Snave's note: I had the pleasure of listening to Ron Paul on C-Span recently as he spoke about his opposition to the Iraq War. Listening to him caused me to believe that the state of Texas doesn't just turn out bad politicians... there are some thoughtful ones down there. At least there's one, anyway (Rep. Paul). Knowing that the "freedom fries" fellow is working with Paul also seems like good news.

I don't like the fact that we are in Iraq, because I don't believe we belong there and that the nation was misled into the war by the administration. On the other hand, I don't want to see Iraq left in complete chaos with a sudden, complete withdrawal of our troops. I think we need to ride it out just a bit longer to see if things can actually get better, but personally I wouldn't give it more than another 3-6 months, tops. If things stay about the same or start getting worse... start a gradual process of bringin' 'em home.

Of course Bush will hang on to his war like a bloody tick. I believe there is no way our troops will be withdrawn from Iraq as long as he remains in office. If for no other reason, they will stay there due to his stubborn pride... he never admits to mistakes, after all. Which may, in the end, be his biggest mistake.


Blogger Unadulterated Underdog said...

In the last year or so, I've developed a continually growing respect for Hagel.
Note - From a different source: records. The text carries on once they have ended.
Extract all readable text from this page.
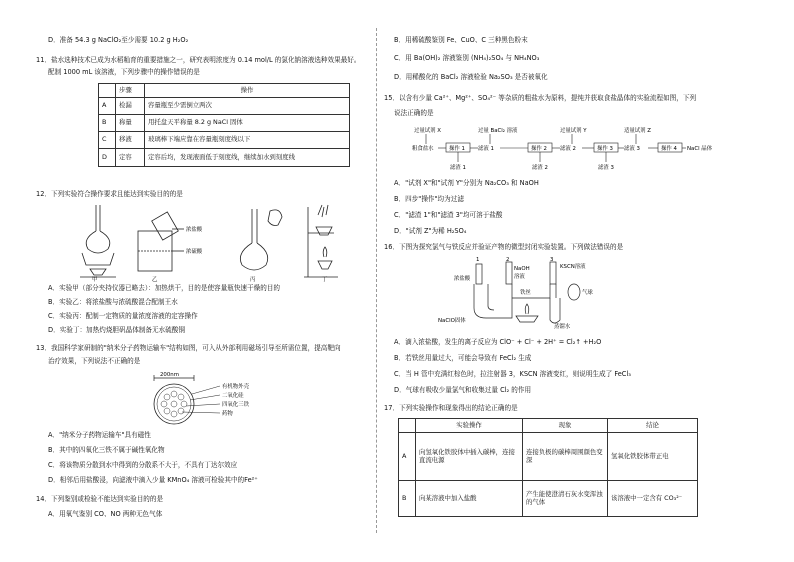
D．准备 54.3 g NaClO₂至少需要 10.2 g H₂O₂
11．盐水选种技术已成为水稻籼育的重要措施之一，研究表明浓度为 0.14 mol/L 的氯化钠溶液选种效果最好。
配制 1000 mL 该溶液，下列步骤中的操作错误的是
	步骤	操作
A	检漏	容量瓶至少需倒立两次
B	称量	用托盘天平称量 8.2 g NaCl 固体
C	移液	玻璃棒下端应靠在容量瓶刻度线以下
D	定容	定容后均，发现液面低于刻度线，继续加水到刻度线
12．下列实验符合操作要求且能达到实验目的的是
甲
浓盐酸
浓硫酸
乙	丙	丁
A．实验甲（部分夹持仪器已略去）：加热烘干，目的是使容量瓶快速干燥的目的
B．实验乙：将浓盐酸与浓硫酸混合配制王水
C．实验丙：配制一定物质的量浓度溶液的定容操作
D．实验丁：加热灼烧胆矾晶体制备无水硫酸铜
13．我国科学家研制的"纳米分子药物运输车"结构如图，可入从外部利用磁场引导至所需位置，提高靶向
治疗效果，下列说法不正确的是
200nm
有机物外壳
二氧化硅
四氧化三铁
药物
A．"纳米分子药物运输车"具有磁性
B．其中的四氧化三铁不属于碱性氧化物
C．将该物质分散到水中得到的分散系不大于，不具有丁达尔效应
D．相邻后用盐酸浸，向滤液中滴入少量 KMnO₄ 溶液可检验其中的Fe²⁺
14．下列鉴别或检验不能达到实验目的的是
A．用氧气鉴别 CO、NO 两种无色气体
B．用稀硫酸鉴别 Fe、CuO、C 三种黑色粉末
C．用 Ba(OH)₂ 溶液鉴别 (NH₄)₂SO₄ 与 NH₄NO₃
D．用稀酸化的 BaCl₂ 溶液检验 Na₂SO₃ 是否被氧化
15．以含有少量 Ca²⁺、Mg²⁺、SO₄²⁻ 等杂质的粗盐水为原料，提纯并获取食盐晶体的实验流程如图，下列
说法正确的是
过量试剂 X	过量 BaCl₂ 溶液	过量试剂 Y	适量试剂 Z
粗食盐水	操作 1 滤液 1	操作 2 滤液 2	操作 3 滤液 3	操作 4 NaCl 晶体
滤渣 1	滤渣 2	滤渣 3
A．"试剂 X"和"试剂 Y"分别为 Na₂CO₃ 和 NaOH
B．四步"操作"均为过滤
C．"滤渣 1"和"滤渣 3"均可溶于盐酸
D．"试剂 Z"为稀 H₂SO₄
16．下图为探究氯气与铁反应并验证产物的微型封闭实验装置。下列做法错误的是
1	2	3
浓盐酸
NaOH
溶液
KSCN溶液
气球
铁丝
NaClO固体
蒸馏水
A．滴入浓盐酸，发生的离子反应为 ClO⁻ + Cl⁻ + 2H⁺ = Cl₂↑ +H₂O
B．若铁丝用量过大，可能会导致有 FeCl₂ 生成
C．当 H 管中充满红棕色时，拉注射器 3，KSCN 溶液变红，则说明生成了 FeCl₃
D．气球有吸收少量氯气和收集过量 Cl₂ 的作用
17．下列实验操作和现象得出的结论正确的是
	实验操作	现象	结论
A	向氢氧化铁胶体中插入碳棒，连接直流电源	连接负极的碳棒周围颜色变深	氢氧化铁胶体带正电
B	向某溶液中加入盐酸	产生能使澄清石灰水变浑浊的气体	该溶液中一定含有 CO₃²⁻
He seems to be moving further and further into reality-based terrority and has been standing up to the White House more and more often. I'm glad to hear it but worried that the fundies might try and take him out soon as a punishment for standing up to their God-Emperor.

1:26 PM  
Blogger Damien said...

It was pretty odd, I keep hearing Hagels name well at least someones got the Cajones to front up to this. Iraq on the brink of civil war - excuse me but it is a civil war!

3:03 PM  
Blogger Lizzy said...

I think as time goes on in this illegal war, we are going to see more Repubs like Hagel come out of the woodwork. One by one, their consciences will return.

8:01 PM  
Blogger Donald said...

I like the idea of polishing turds. If it looks like a turd and smells like a turd, it's usually a turd. From what I hear about the war in Iraq, it closely resembles a turd. In order for Americans to accept a turd, it should at least be polished nicely, and maybe dressed in pleasant attire. Appearances are what seem to matter most in America, so if the turd is made to look nice, people might forget about how much it stinks.

11:21 PM  
Blogger Sheryl said...

This comment has been removed by a blog administrator.

12:36 PM  
Blogger Sheryl said...

I was just thinking....

The turd in the White House frequently spews out things that smell fishy. Does that mean he's a bass turd?

Cough, sputter. File that in the stupid jokes folder.

12:37 PM  
Blogger Snave said...

I always knew there was something slimy about him...

Your joke was better than mine, which was merely an expansion on yours!

Discussing the sliminess of fish turds does fit in this weblog, though.